As a teenager, I remember hearing that some of great songs – Purple Haze by Hendrix, Yesterday and Let It Be by The Beatles – had presented themselves to their respective songwriters in the form of a dream.
Struggling as I was to write my own music at the time, this was a ray of hope: my musical genius may be inaccessible to my waking mind, I reasoned, but all I have to do is pay a bit more attention to my dreams, and the timeless anthems will flow forth. Right?
Inspired, I kept a notepad next to my bed for weeks, ready to capture the ideas that were sure to brew in my sleeping juvenile mind. The only problem was that nothing stuck in my head long enough to scribble down. I was (and remain) a fairly deep sleeper, and by the time I was fully conscious, everything had evaporated before I remembered that I was supposed to write them down.
But then one night, I woke with a start and realized that a phrase was stuck in my head. No, not a phrase, phrases are for regular people…this was a lyric. Sheer poetry, a line that would resonate through past present and future. A line that would end up tattooed on people’s arms because it summed up what it meant to be human.
I wrote the lyric down and went back to sleep.
The next morning, I was almost done breakfast before I suddenly remembered the previous night’s inspiration. Strangely, I couldn’t remember the lyric, but I knew it had been significant. “Good thing you wrote it down,” I told myself, pleased at being both a lyrical genius and a clever dream-wrangler.

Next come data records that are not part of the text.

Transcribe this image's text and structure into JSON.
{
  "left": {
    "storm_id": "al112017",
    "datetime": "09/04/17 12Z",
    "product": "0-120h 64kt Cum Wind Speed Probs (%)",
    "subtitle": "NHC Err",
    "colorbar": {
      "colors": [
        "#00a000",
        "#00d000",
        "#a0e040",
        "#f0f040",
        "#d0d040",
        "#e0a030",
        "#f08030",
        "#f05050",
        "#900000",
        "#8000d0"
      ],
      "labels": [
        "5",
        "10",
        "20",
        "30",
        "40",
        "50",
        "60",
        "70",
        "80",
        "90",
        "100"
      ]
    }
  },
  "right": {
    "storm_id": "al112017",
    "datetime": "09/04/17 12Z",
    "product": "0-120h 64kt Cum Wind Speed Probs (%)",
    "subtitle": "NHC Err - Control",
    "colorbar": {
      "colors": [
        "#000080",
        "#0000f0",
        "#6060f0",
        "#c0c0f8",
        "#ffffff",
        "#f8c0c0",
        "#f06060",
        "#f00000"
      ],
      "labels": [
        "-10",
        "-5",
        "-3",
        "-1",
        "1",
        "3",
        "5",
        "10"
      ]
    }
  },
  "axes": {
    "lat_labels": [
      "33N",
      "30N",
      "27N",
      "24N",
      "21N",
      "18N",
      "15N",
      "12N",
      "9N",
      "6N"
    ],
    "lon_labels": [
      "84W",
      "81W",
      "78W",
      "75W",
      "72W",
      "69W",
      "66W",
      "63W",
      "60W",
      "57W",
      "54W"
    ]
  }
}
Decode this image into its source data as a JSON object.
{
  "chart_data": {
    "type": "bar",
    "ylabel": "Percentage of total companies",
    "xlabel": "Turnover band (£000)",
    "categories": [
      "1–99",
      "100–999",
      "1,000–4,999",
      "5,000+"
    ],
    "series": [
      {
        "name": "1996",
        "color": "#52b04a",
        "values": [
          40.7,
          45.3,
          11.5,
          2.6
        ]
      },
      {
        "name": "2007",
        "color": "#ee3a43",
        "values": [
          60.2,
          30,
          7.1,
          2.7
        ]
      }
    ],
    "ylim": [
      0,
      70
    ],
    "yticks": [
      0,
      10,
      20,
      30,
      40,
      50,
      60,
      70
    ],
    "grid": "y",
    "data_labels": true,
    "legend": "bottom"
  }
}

I darted back upstairs to see what it was that I had written down the previous night. I couldn’t recall the line, but I vividly remembered the weight of the line’s importance. Into the bedroom. Open the book. Read the line.
Scrawled, barely legible, but written with obvious confidence and doubly underlined:
“Map melting is the thing.”
As you may have guessed, the notepad didn’t stay by my bed for long after that.
Alan Hampton is not only a talented bassist, and not only the composer of last week’s song performed by Andrew Bird, but he also – not surprisingly – is a much better songwriter than teenaged me could ever have hoped to be.
His music is both poppy and experimental, as if Jack Johnson had a lucid dream in which he collaborated with Sufjan Stevens. This track is one of his best.
What makes this a beautiful song:
1. The chords are dreamy, in that the song spends most of its time avoiding the tonic, or “home base” of its key.
2. The vocals are dreamy, because the lines often carry across the bar line, as with the lyric, “so I don’t ever have to know about your fantasy” – the end of the lyrical phrase and the end of the musical phrase rarely line up, adding to the feeling of unfinished business of the chord structure.
3. The video is dreamy. Any video with a human heart warming itself by a campfire is good enough for me. I would have included a melting map, but no video is perfect.
Recommended listening activity:
Flipping the pillow over to the cold side.